Abonné aux remakes, Alexandre Aja, accompagné de son fidèle acolyte Gregory Levasseur, répond aux appels des ogres Weinstein et s'attaque au film étrangement culte de Joe Dante, développant ainsi sa vision toute personnelle d'une Amérique schizophrène, qu'il avait abordé par le biais de sa "Colline à des yeux" bien méchante.
Si le scénario faisandé de "Piranha 3D" est bien entendu un prétexte pour enchainer les morceaux de bravoure en tous genres, il n'en réunit pas moins toutes les figures controversées du pays de l'Oncle Sam, à savoir une représentation mercantile et déformée du sexe, un fanatisme religieux à côté de la plaque, un héroïsme exacerbé, le tout au service d'une morale bien douteuse, où seuls les abstinents survivront, où le sexe est synonyme de mort violente.
D'un ennui mortel quand il devient sérieux, peinant à nous faire éprouver la moindre empathie pour ses personnages (quelle idée de nous coller deux ados fadasses et des moutards en guise de héros !), "Piranha 3D" atteint heureusement des sommets dans le fun lorsqu'il accepte enfin sa nature de produit décérébré et déviant, quand il lâche enfin les chiens à l'heure de la soupe, transformant la masse populaire en un véritable burger humain sous les yeux sadiques de ses deux frenchies de réalisateurs.

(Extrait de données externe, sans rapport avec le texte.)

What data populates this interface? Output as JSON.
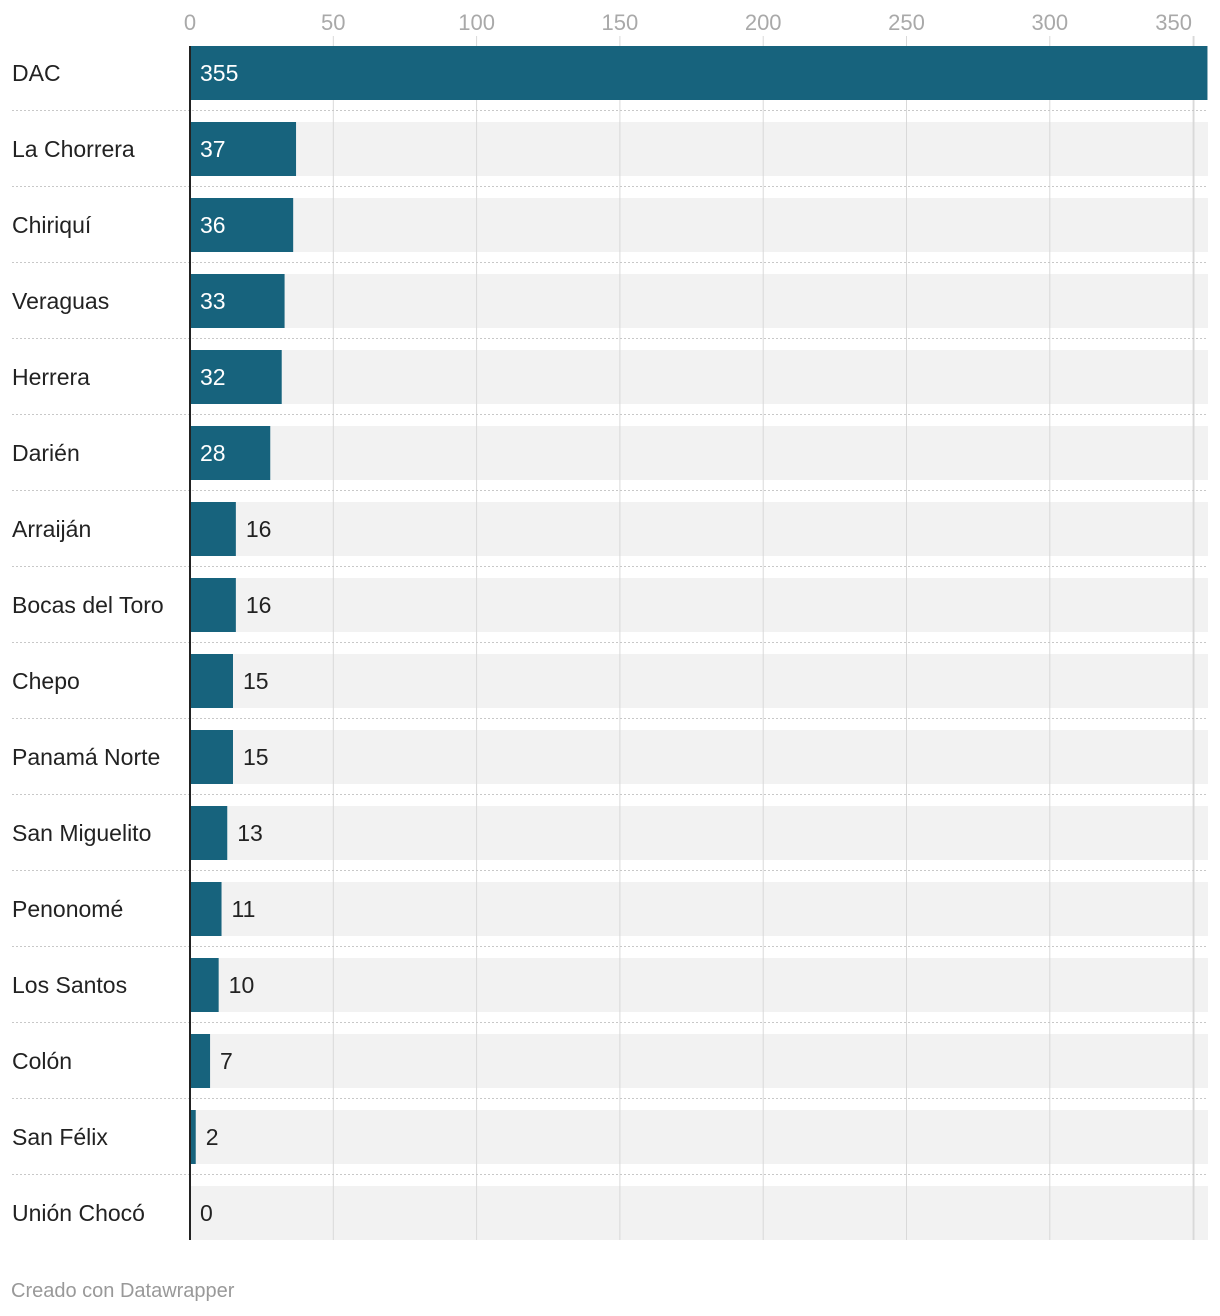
{
  "chart_data": {
    "type": "bar",
    "orientation": "horizontal",
    "categories": [
      "DAC",
      "La Chorrera",
      "Chiriquí",
      "Veraguas",
      "Herrera",
      "Darién",
      "Arraiján",
      "Bocas del Toro",
      "Chepo",
      "Panamá Norte",
      "San Miguelito",
      "Penonomé",
      "Los Santos",
      "Colón",
      "San Félix",
      "Unión Chocó"
    ],
    "values": [
      355,
      37,
      36,
      33,
      32,
      28,
      16,
      16,
      15,
      15,
      13,
      11,
      10,
      7,
      2,
      0
    ],
    "xticks": [
      0,
      50,
      100,
      150,
      200,
      250,
      300,
      350
    ],
    "xlim": [
      0,
      355
    ],
    "grid": true,
    "colors": {
      "bar": "#17637d",
      "track": "#f2f2f2",
      "grid": "#d9d9d9",
      "label_inside": "#ffffff",
      "label_outside": "#222222"
    }
  },
  "footer": {
    "credit": "Creado con Datawrapper"
  }
}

D'une générosité qui confine au sublime, d'un gore à la limite de la gerboulade, la relecture d'Aja est un pur délire de sales gosses dans ses meilleurs moments, allant assez loin dans la connerie (le zob gobé puis recraché, magnifique !), porté par des effets de plateaux grandioses dû au duo Nicotero / Berger, compensant des CGI inachevés (les producteurs eurent la bonne idée d'engager une compagnie minable avant de faire appel à une autre plus qualifiée devant l'étendue des dégâts), des cameos faciles et inutiles et surtout, un final incroyablement frustrant, coupant court à ce qui aurait du être un double climax dantesque.